AWS SDK provides built-in retry mechanisms with different configurable modes:

  • Standard (Recommended): For general use, includes exponential backoff with jitter to handle typical scenarios effectively.
  • Adaptive: (Experimental) Dynamically adjusts retry timing based on observed latency and errors.
  • Legacy: Older, simpler retry logic with limited capabilities, typically avoided for new implementations.

To set the retry mode explicitly in AWS SDK for Javascript v3:

import { DynamoDBClient } from "@aws-sdk/client-dynamodb";

const client = new DynamoDBClient({
  retryMode: "adaptive", // options: 'standard', 'adaptive', 'legacy'
});

Customizing Retry Behavior (AWS SDK JavaScript V3)

While AWS SDK has sensible defaults, it's beneficial to customize retries to match your use cases. See your SDKs documentation for other examples than Javascript here.

💡
Even if there is no custom retry mentioned for your SDK on a first glance, take a look at the developer documentation. There are options!

Set Maximum Retry Attempts

Control the maximum number of retry attempts explicitly:

import { DynamoDBClient } from "@aws-sdk/client-dynamodb";

const client = new DynamoDBClient({
  maxAttempts: 5
});

Custom Retry Backoff Logic

You can implement your own retry strategy by customizing the backoff delay:

...
import {ConfiguredRetryStrategy} from '@smithy/util-retry';

const maxAttempts = 4;
const backoffFunction = (attempt: number) => 100 + attempt * 1000;

const retryStrategy = new ConfiguredRetryStrategy(
  maxAttempts,
  backoffFunction
);

const client = new DynamoDBClient({
  retryStrategy
});
...
💡
retryStragety is part of the RetryInputConfig interface.
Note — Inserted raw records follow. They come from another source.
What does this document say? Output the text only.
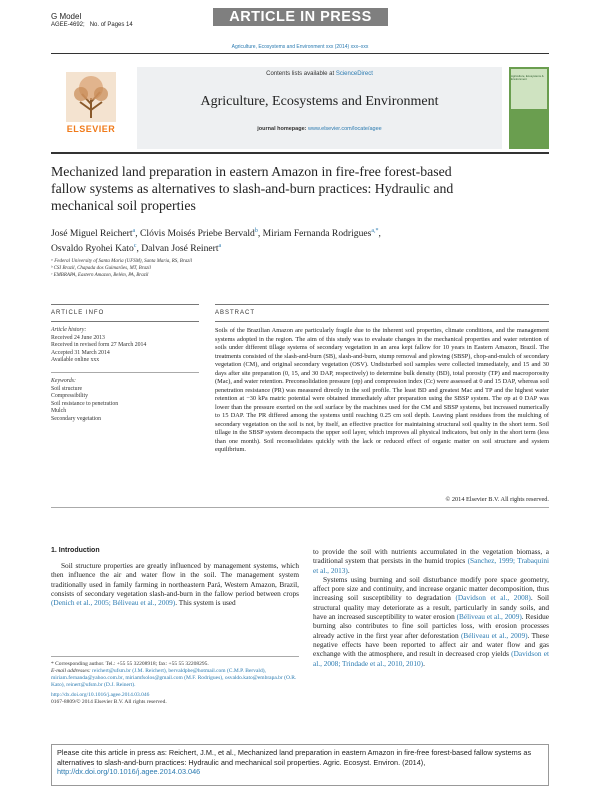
G Model
AGEE-4692; No. of Pages 14	ARTICLE IN PRESS
Agriculture, Ecosystems and Environment xxx (2014) xxx–xxx
ELSEVIER
Contents lists available at ScienceDirect
Agriculture, Ecosystems and Environment
journal homepage: www.elsevier.com/locate/agee
Agriculture, Ecosystems & Environment
Mechanized land preparation in eastern Amazon in fire-free forest-based fallow systems as alternatives to slash-and-burn practices: Hydraulic and mechanical soil properties
José Miguel Reichert$^a$, Clóvis Moisés Priebe Bervald$^b$, Miriam Fernanda Rodrigues$^{a,*}$,
Osvaldo Ryohei Kato$^c$, Dalvan José Reinert$^a$
ᵃ Federal University of Santa Maria (UFSM), Santa Maria, RS, Brazil
ᵇ CSI Brazil, Chapada dos Guimarães, MT, Brazil
ᶜ EMBRAPA, Eastern Amazon, Belém, PA, Brazil
ARTICLE INFO	ABSTRACT
Article history:
Received 24 June 2013
Received in revised form 27 March 2014
Accepted 31 March 2014
Available online xxx
Keywords:
Soil structure
Compressibility
Soil resistance to penetration
Mulch
Secondary vegetation
Soils of the Brazilian Amazon are particularly fragile due to the inherent soil properties, climate conditions, and the management systems adopted in the region. The aim of this study was to evaluate changes in the mechanical properties and water retention of soils under different tillage systems of secondary vegetation in an area kept fallow for 10 years in Eastern Amazon, Brazil. The treatments consisted of the slash-and-burn (SB), slash-and-burn, stump removal and plowing (SBSP), chop-and-mulch of secondary vegetation (CM), and original secondary vegetation (OSV). Undisturbed soil samples were collected immediately, and 15 and 30 days after site preparation (0, 15, and 30 DAP, respectively) to determine bulk density (BD), total porosity (TP) and macroporosity (Mac), and water retention. Preconsolidation pressure (σp) and compression index (Cc) were assessed at 0 and 15 DAP, whereas soil penetration resistance (PR) was measured directly in the soil profile. The least BD and greatest Mac and TP and the highest water retention at −30 kPa matric potential were obtained immediately after preparation using the SBSP system. The σp at 0 DAP was lower than the pressure exerted on the soil surface by the machines used for the CM and SBSP systems, but increased numerically to 15 DAP. The PR differed among the systems until reaching 0.25 cm soil depth. Leaving plant residues from the mulching of secondary vegetation on the soil is not, by itself, an effective practice for maintaining structural soil quality in the short term. Soil tillage in the SBSP system decompacts the upper soil layer, which improves all physical indicators, but only in the short term (less than one month). Soil reconsolidates quickly with the lack or reduced effect of organic matter on soil structure and system equilibrium.
© 2014 Elsevier B.V. All rights reserved.
1. Introduction
Soil structure properties are greatly influenced by management systems, which then influence the air and water flow in the soil. The management system traditionally used in family farming in northeastern Pará, Western Amazon, Brazil, consists of secondary vegetation slash-and-burn in the fallow period between crops (Denich et al., 2005; Béliveau et al., 2009). This system is used
to provide the soil with nutrients accumulated in the vegetation biomass, a traditional system that persists in the humid tropics (Sanchez, 1999; Trabaquini et al., 2013).
Systems using burning and soil disturbance modify pore space geometry, affect pore size and continuity, and increase organic matter decomposition, thus increasing soil susceptibility to degradation (Davidson et al., 2008). Soil structural quality may deteriorate as a result, particularly in sandy soils, and have an increased susceptibility to water erosion (Béliveau et al., 2009). Residue burning also contributes to fine soil particles loss, with erosion processes already active in the first year after deforestation (Béliveau et al., 2009). These negative effects have been reported to affect air and water flow and gas exchange with the atmosphere, and result in decreased crop yields (Davidson et al., 2008; Trindade et al., 2010, 2010).
* Corresponding author. Tel.: +55 55 32208918; fax: +55 55 32208295.
E-mail addresses: reichert@ufsm.br (J.M. Reichert), bervaldpbe@hotmail.com (C.M.P. Bervald), miriam.fernanda@yahoo.com.br, miriamfsolos@gmail.com (M.F. Rodrigues), osvaldo.kato@embrapa.br (O.R. Kato), reinert@ufsm.br (D.J. Reinert).
http://dx.doi.org/10.1016/j.agee.2014.03.046
0167-8809/© 2014 Elsevier B.V. All rights reserved.
Please cite this article in press as: Reichert, J.M., et al., Mechanized land preparation in eastern Amazon in fire-free forest-based fallow systems as alternatives to slash-and-burn practices: Hydraulic and mechanical soil properties. Agric. Ecosyst. Environ. (2014), http://dx.doi.org/10.1016/j.agee.2014.03.046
You won't find it directly on the Service Client Documentation page.

Important Considerations

When implementing retries, always consider:

  • Idempotency: Ensure operations can safely execute multiple times without unintended side-effects.
  • Monitoring & Logging: Track retries for better observability, debugging, and tuning.
  • Dead Letter Queues (DLQs): Capture events that exhaust retries for later manual intervention or analysis.
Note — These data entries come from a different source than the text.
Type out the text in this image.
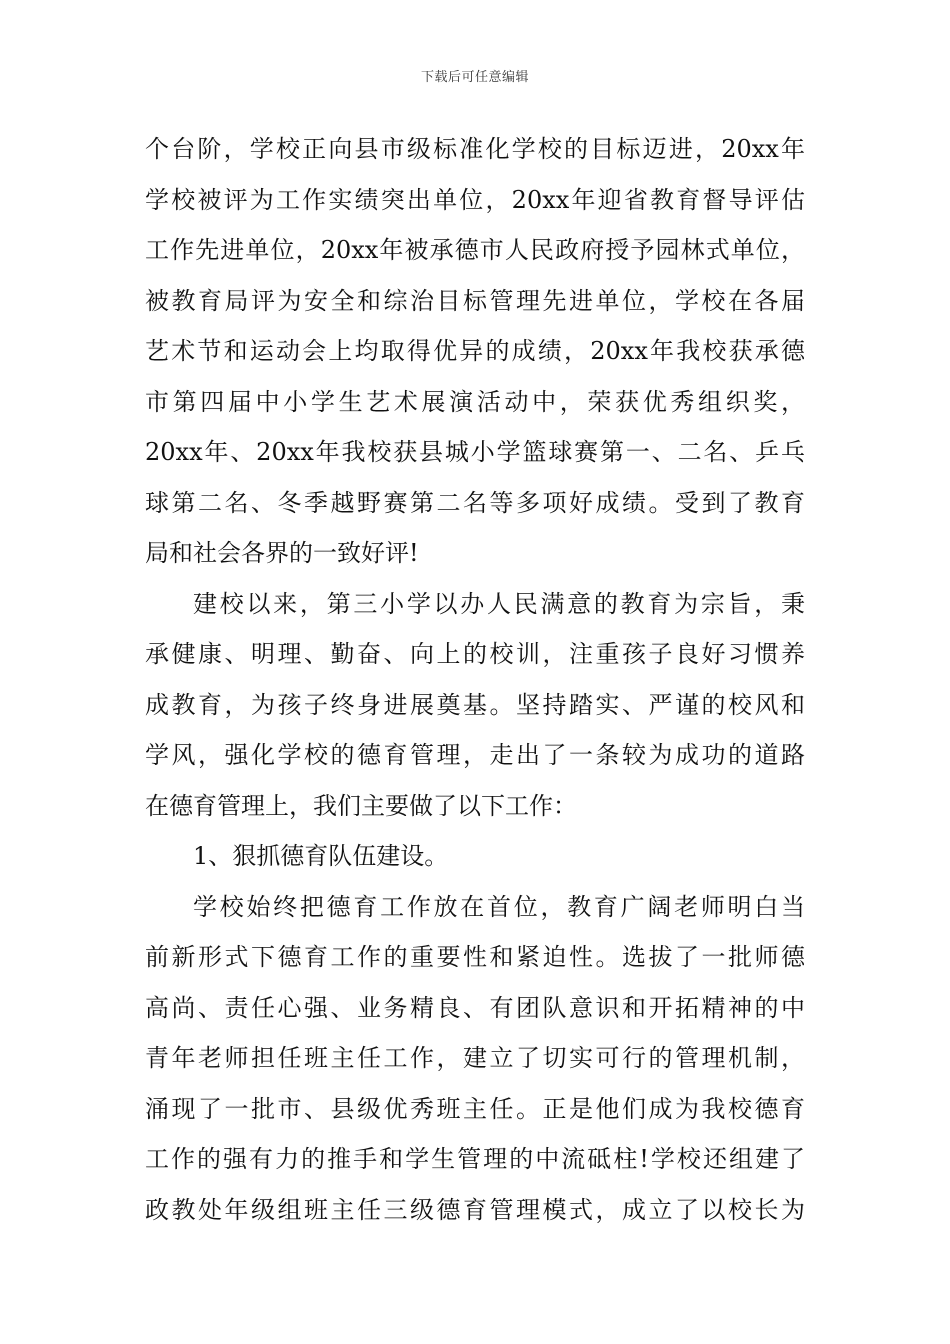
下载后可任意编辑
个台阶，学校正向县市级标准化学校的目标迈进，20xx年
学校被评为工作实绩突出单位，20xx年迎省教育督导评估
工作先进单位，20xx年被承德市人民政府授予园林式单位，
被教育局评为安全和综治目标管理先进单位，学校在各届
艺术节和运动会上均取得优异的成绩，20xx年我校获承德
市第四届中小学生艺术展演活动中，荣获优秀组织奖，
20xx年、20xx年我校获县城小学篮球赛第一、二名、乒乓
球第二名、冬季越野赛第二名等多项好成绩。受到了教育
局和社会各界的一致好评!
建校以来，第三小学以办人民满意的教育为宗旨，秉
承健康、明理、勤奋、向上的校训，注重孩子良好习惯养
成教育，为孩子终身进展奠基。坚持踏实、严谨的校风和
学风，强化学校的德育管理，走出了一条较为成功的道路
在德育管理上，我们主要做了以下工作：
1、狠抓德育队伍建设。
学校始终把德育工作放在首位，教育广阔老师明白当
前新形式下德育工作的重要性和紧迫性。选拔了一批师德
高尚、责任心强、业务精良、有团队意识和开拓精神的中
青年老师担任班主任工作，建立了切实可行的管理机制，
涌现了一批市、县级优秀班主任。正是他们成为我校德育
工作的强有力的推手和学生管理的中流砥柱!学校还组建了
政教处年级组班主任三级德育管理模式，成立了以校长为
Example of idempotent DynamoDB write operation:

import { DynamoDBClient, PutItemCommand } from "@aws-sdk/client-dynamodb";

const client = new DynamoDBClient({});
...
const putCommand = new PutItemCommand({
  TableName: "ExampleTable",
  Item: {
    id: { S: generatedId },
    data: { S: databody },
  },
  ConditionExpression: "attribute_not_exists(id)", // ensures idempotency
});

try {
  await client.send(putCommand);
} catch (error) {
  ...
}

Conclusion

Considering AWS SDK retry behaviors is crucial for building resilient and reliable serverless applications. Utilize provided retry modes, customize strategies as needed, and always design your application logic with idempotency and monitoring in mind.